Meet Lachlan Winter

I did not just “get unlucky” with Crohn’s disease. My body was expressing what my childhood could not. Trauma with no safe outlet does not disappear — it stores, and in me it stored in the gut. Inflammation became language. Crohn’s became expression.

Despite that, I still rose. I made the AIS, represented Australia at junior level, and played professional basketball on talent and potential alone. But my career ended before it truly began — not because I lacked discipline, but because my body was never listened to. It kept breaking down: knees, surgeries, chronic arthritis, spinal issues, inflammation across my whole kinetic chain. Every system around me told me to push harder and override the signals.

I went into Exercise Physiology not as an academic curiosity but as a survival project. I wanted to know why my body had failed me. I finished my degree more disillusioned and in more pain than when I started. The models gave me concepts, but not healing. Meanwhile, the medical system escalated: over a decade on Humira, corticosteroids, threats of major surgery, talk of chemotherapy-class drugs, a childhood shaped by hospital corridors more than freedom.

My Journey to Resilience

Eventually I stepped outside the system. Not recklessly — deliberately. I became my own experiment. Diet, fasting, nervous system work, meditation retreats, wilderness, breathwork, trauma work, movement reintegration — I went to extreme lengths to get better.

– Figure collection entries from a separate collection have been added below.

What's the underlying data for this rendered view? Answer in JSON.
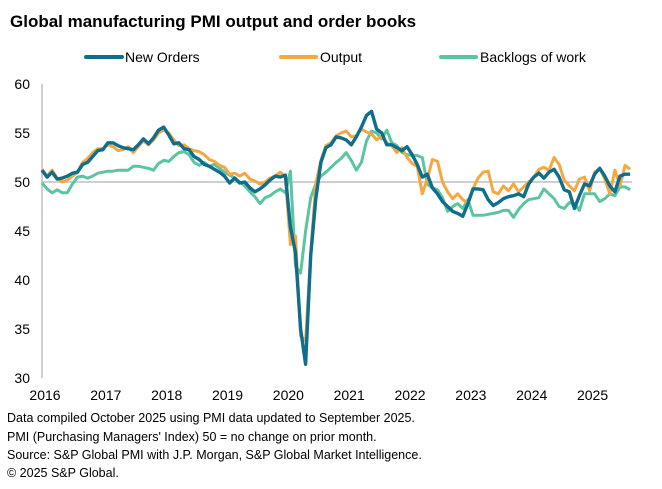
{
  "chart_data": {
    "type": "line",
    "title": "Global manufacturing PMI output and order books",
    "xlabel": "",
    "ylabel": "",
    "ylim": [
      30,
      60
    ],
    "yticks": [
      "60",
      "55",
      "50",
      "45",
      "40",
      "35",
      "30"
    ],
    "xticks": [
      "2016",
      "2017",
      "2018",
      "2019",
      "2020",
      "2021",
      "2022",
      "2023",
      "2024",
      "2025"
    ],
    "x_start": "2016-01",
    "x_end": "2025-09",
    "frequency": "monthly",
    "reference_line": 50,
    "legend_position": "top",
    "grid": false,
    "series": [
      {
        "name": "New Orders",
        "color": "#0f6e8c",
        "values": [
          51.2,
          50.5,
          51.0,
          50.3,
          50.4,
          50.6,
          50.9,
          51.0,
          51.8,
          52.0,
          52.6,
          53.2,
          53.3,
          54.0,
          54.0,
          53.7,
          53.5,
          53.4,
          53.3,
          53.8,
          54.4,
          53.9,
          54.5,
          55.3,
          55.6,
          54.8,
          53.9,
          54.0,
          53.4,
          53.3,
          52.6,
          52.3,
          51.8,
          51.6,
          51.3,
          51.0,
          50.6,
          49.9,
          50.4,
          49.9,
          50.0,
          49.4,
          49.0,
          49.3,
          49.7,
          50.2,
          50.6,
          50.5,
          50.7,
          45.4,
          42.8,
          35.0,
          31.4,
          42.5,
          48.3,
          52.0,
          53.5,
          53.8,
          54.6,
          54.5,
          54.3,
          53.8,
          54.6,
          55.6,
          56.8,
          57.2,
          55.4,
          55.0,
          53.8,
          53.8,
          53.5,
          53.2,
          53.6,
          52.8,
          51.8,
          50.5,
          50.8,
          49.4,
          48.8,
          48.0,
          47.5,
          47.0,
          46.8,
          46.5,
          47.8,
          49.3,
          49.3,
          49.2,
          48.2,
          47.6,
          47.9,
          48.3,
          48.5,
          48.6,
          48.8,
          48.5,
          49.8,
          50.5,
          50.9,
          50.4,
          51.0,
          51.3,
          50.5,
          49.2,
          49.0,
          47.3,
          48.6,
          49.8,
          49.6,
          50.8,
          51.4,
          50.6,
          49.6,
          49.0,
          50.6,
          50.8,
          50.8
        ]
      },
      {
        "name": "Output",
        "color": "#f5a742",
        "values": [
          51.3,
          50.6,
          51.2,
          50.4,
          50.0,
          50.2,
          50.6,
          51.0,
          52.0,
          52.4,
          53.0,
          53.4,
          53.4,
          53.8,
          53.6,
          53.2,
          53.3,
          53.6,
          53.0,
          53.6,
          54.2,
          53.8,
          54.3,
          55.0,
          55.3,
          55.0,
          54.3,
          53.7,
          53.8,
          53.4,
          53.2,
          53.1,
          52.8,
          52.3,
          52.1,
          51.7,
          51.5,
          50.8,
          50.9,
          50.6,
          50.9,
          50.3,
          50.1,
          49.8,
          50.0,
          50.4,
          50.6,
          51.0,
          50.5,
          43.6,
          44.5,
          34.3,
          33.8,
          42.8,
          49.8,
          52.2,
          53.7,
          54.0,
          54.7,
          55.0,
          55.2,
          54.6,
          54.7,
          55.4,
          55.1,
          54.9,
          54.3,
          54.7,
          54.0,
          53.7,
          53.0,
          53.5,
          52.5,
          51.9,
          51.6,
          48.8,
          50.3,
          52.3,
          52.1,
          50.0,
          49.0,
          48.3,
          48.8,
          48.2,
          47.8,
          49.3,
          50.4,
          51.0,
          51.1,
          49.0,
          48.8,
          49.6,
          49.1,
          49.8,
          49.0,
          49.5,
          50.0,
          50.5,
          51.3,
          51.5,
          51.2,
          52.5,
          51.8,
          50.2,
          49.6,
          49.1,
          50.3,
          50.5,
          49.1,
          51.0,
          51.4,
          50.3,
          48.8,
          51.2,
          49.6,
          51.7,
          51.3
        ]
      },
      {
        "name": "Backlogs of work",
        "color": "#5bc4a0",
        "values": [
          49.9,
          49.3,
          48.9,
          49.2,
          48.9,
          48.9,
          49.8,
          50.5,
          50.6,
          50.4,
          50.6,
          50.9,
          51.0,
          51.1,
          51.1,
          51.2,
          51.2,
          51.2,
          51.6,
          51.6,
          51.5,
          51.4,
          51.2,
          51.9,
          52.2,
          52.1,
          52.6,
          53.0,
          53.1,
          52.8,
          52.0,
          51.7,
          52.0,
          51.6,
          51.8,
          51.4,
          51.0,
          50.7,
          50.4,
          50.0,
          49.6,
          49.0,
          48.5,
          47.8,
          48.4,
          48.6,
          49.0,
          49.3,
          48.9,
          51.1,
          41.4,
          40.7,
          45.0,
          48.4,
          49.8,
          50.6,
          51.0,
          51.5,
          52.0,
          52.4,
          53.0,
          52.2,
          51.2,
          52.0,
          54.2,
          55.2,
          55.0,
          54.4,
          55.3,
          54.0,
          53.7,
          53.0,
          52.8,
          52.7,
          52.7,
          52.5,
          49.8,
          49.4,
          49.2,
          48.4,
          47.0,
          47.5,
          47.8,
          47.3,
          48.2,
          46.6,
          46.6,
          46.6,
          46.7,
          46.8,
          46.9,
          47.1,
          47.1,
          46.4,
          47.2,
          47.8,
          48.2,
          48.3,
          48.4,
          49.3,
          48.8,
          48.3,
          47.5,
          47.3,
          47.9,
          47.8,
          47.1,
          48.8,
          48.8,
          48.8,
          48.0,
          48.3,
          48.8,
          48.6,
          49.5,
          49.5,
          49.2
        ]
      }
    ]
  },
  "footnotes": [
    "Data compiled October 2025 using PMI data updated to September 2025.",
    "PMI (Purchasing Managers' Index) 50 = no change on prior month.",
    "Source: S&P Global PMI with J.P. Morgan, S&P Global Market Intelligence.",
    "© 2025 S&P Global."
  ],
  "colors": {
    "axis": "#bfbfbf",
    "reference_line": "#bfbfbf"
  }
}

But the deepest shift was never nutritional, biomechanical or pharmaceutical. It was relational. I stopped treating my body as the enemy that had betrayed me. I stopped telling it to shut up and be stronger. I stopped asking “Why is this happening to me?” and started asking “What is this showing me?”

Crohn’s was no longer weakness — it was suppressed truth. Arthritis was no longer bad luck — it was accumulated tension. Structural instability mirrored emotional instability. Inflammation mirrored internal conflict.

The shift from domination to dialogue changed everything. From forcing to listening. From suppression to integration. From control to attunement.

This is what now underpins everything I teach. Whether it is my work with ABILITIVE and NDIS participants, or with men and high performers who feel lost, burnt out, or stuck in bodies that no longer feel like home — my philosophy is the same: empowerment over enabling, reconstruction over quick fixes, sovereignty over dependence.

I am not interested in selling hype. I am here to model what it looks like to rebuild, honestly. A man who lost his body. Rebuilt it deliberately. And now teaches others to do the same — not through force, but through attunement, capability, and relentless self-responsibility.